Use RAG (not fine-tuning) when:

  • Knowledge currency — You need information beyond the model's training cutoff (product docs, recent events, regulations)
  • Attribution / citations — Answers must be traceable to source documents for compliance or user trust
  • Private data — You cannot include proprietary data in a fine-tuning dataset sent to an external provider
  • Changing data — Knowledge updates frequently; fine-tuning is static; retrieval is dynamic
  • Large knowledge base — No model context can hold a 10,000-page documentation set, but a vector index can

Fine-tuning and RAG are not mutually exclusive. You can fine-tune a model for style/format and use RAG for knowledge. Many production systems combine both.

Legitimate Fine-Tuning Use Cases

Good fine-tuning candidates

  • Consistent brand voice / tone across all outputs
  • Strict output format (specific JSON schema, report structure)
  • Domain-specific jargon and terminology that base models get wrong
  • Latency optimisation: fine-tuned small model matches large model quality on narrow task
  • Reducing prompt length (behaviour baked into weights, not repeated in every prompt)

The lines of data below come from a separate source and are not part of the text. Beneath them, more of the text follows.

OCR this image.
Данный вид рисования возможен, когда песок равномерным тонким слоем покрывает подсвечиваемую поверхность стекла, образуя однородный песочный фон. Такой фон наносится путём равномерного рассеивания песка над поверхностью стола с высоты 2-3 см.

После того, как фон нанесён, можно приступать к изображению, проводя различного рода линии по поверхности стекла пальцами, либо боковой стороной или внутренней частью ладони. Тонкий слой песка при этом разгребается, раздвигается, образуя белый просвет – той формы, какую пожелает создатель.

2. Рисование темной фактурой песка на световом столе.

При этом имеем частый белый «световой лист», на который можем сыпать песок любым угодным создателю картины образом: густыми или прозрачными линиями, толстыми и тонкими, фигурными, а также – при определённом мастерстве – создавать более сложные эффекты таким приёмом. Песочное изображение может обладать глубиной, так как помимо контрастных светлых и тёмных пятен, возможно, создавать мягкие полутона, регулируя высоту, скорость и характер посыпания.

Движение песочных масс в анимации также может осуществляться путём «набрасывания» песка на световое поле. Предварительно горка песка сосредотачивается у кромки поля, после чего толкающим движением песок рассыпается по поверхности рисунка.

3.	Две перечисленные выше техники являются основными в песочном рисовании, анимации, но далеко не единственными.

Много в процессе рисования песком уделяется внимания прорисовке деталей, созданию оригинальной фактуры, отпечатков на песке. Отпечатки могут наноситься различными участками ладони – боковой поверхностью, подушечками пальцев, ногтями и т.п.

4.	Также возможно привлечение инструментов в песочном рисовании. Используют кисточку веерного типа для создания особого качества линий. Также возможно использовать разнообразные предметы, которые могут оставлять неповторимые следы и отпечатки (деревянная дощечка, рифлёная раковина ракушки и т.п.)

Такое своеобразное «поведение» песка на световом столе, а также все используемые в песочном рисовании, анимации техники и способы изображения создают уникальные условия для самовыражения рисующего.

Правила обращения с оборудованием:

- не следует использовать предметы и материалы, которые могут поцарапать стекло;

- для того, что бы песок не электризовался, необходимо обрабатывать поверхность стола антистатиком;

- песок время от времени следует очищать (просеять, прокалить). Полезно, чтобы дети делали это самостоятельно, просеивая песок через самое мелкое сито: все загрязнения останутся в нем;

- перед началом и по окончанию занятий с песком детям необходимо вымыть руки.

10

Fine-tuning won't fix these

  • Factual knowledge past training cutoff — use RAG
  • Hallucination rate — model still invents facts; fine-tuning shifts style, not factual accuracy
  • General reasoning ability — you can't train a 7B model to reason like GPT-5
  • Consistent behavior across all tasks — fine-tuning optimises for training distribution
  • "Make it smarter" — capability is set at pre-training

Data Requirements

Fine-tuning requires training examples (input/output pairs):

  • Minimum for style/format: 50–200 high-quality examples often produce measurable improvement
  • Reliable domain adaptation: 500–5,000 examples covering the task variation you care about
  • Instruction fine-tuning: 10,000–100,000 diverse examples for robust general instruction following
  • Quality > quantity: 200 carefully curated examples typically outperforms 2,000 noisy examples

Cost Comparison Over 12 Months

ApproachSetup costMonthly cost at 1M queriesMaintenance burden
Better prompting1–5 dev daysAPI costs onlyMinimal
RAG1–4 weeks devAPI + vector DB (~$100–500)Document ingestion pipeline
Hosted fine-tuning (GPT-4o mini)Data prep + $0.025/1K training tokensFine-tuned API cost (slightly lower)Retraining on data drift
Self-hosted fine-tuning (QLoRA)GPU time + significant engineeringGPU hosting + maintenanceHigh — model updates, hardware

Evaluating Fine-Tuning Results

Fine-tuning without rigorous evaluation is guesswork. Required steps:

Hold out test set
Reserve 10–20% before training starts
Define metric
Format compliance / BLEU / human preference
Eval base + tuned
Same test set; compare both models
OOD test
Out-of-distribution — did tuning hurt general capability?
A/B in production
Real users before full rollout

Fine-tuning without rigorous evaluation is guesswork — always compare against the base model on a held-out set

Checklist: Do You Understand This?

  • What are the four levels of the customisation escalation ladder?
  • Name three prompting approaches that should be exhausted before considering fine-tuning.
  • Name three legitimate fine-tuning use cases and three things fine-tuning cannot fix.
  • When is RAG the right answer instead of fine-tuning?
  • What is the minimum data requirement for fine-tuning to show improvement?
  • How do you evaluate whether fine-tuning actually helped?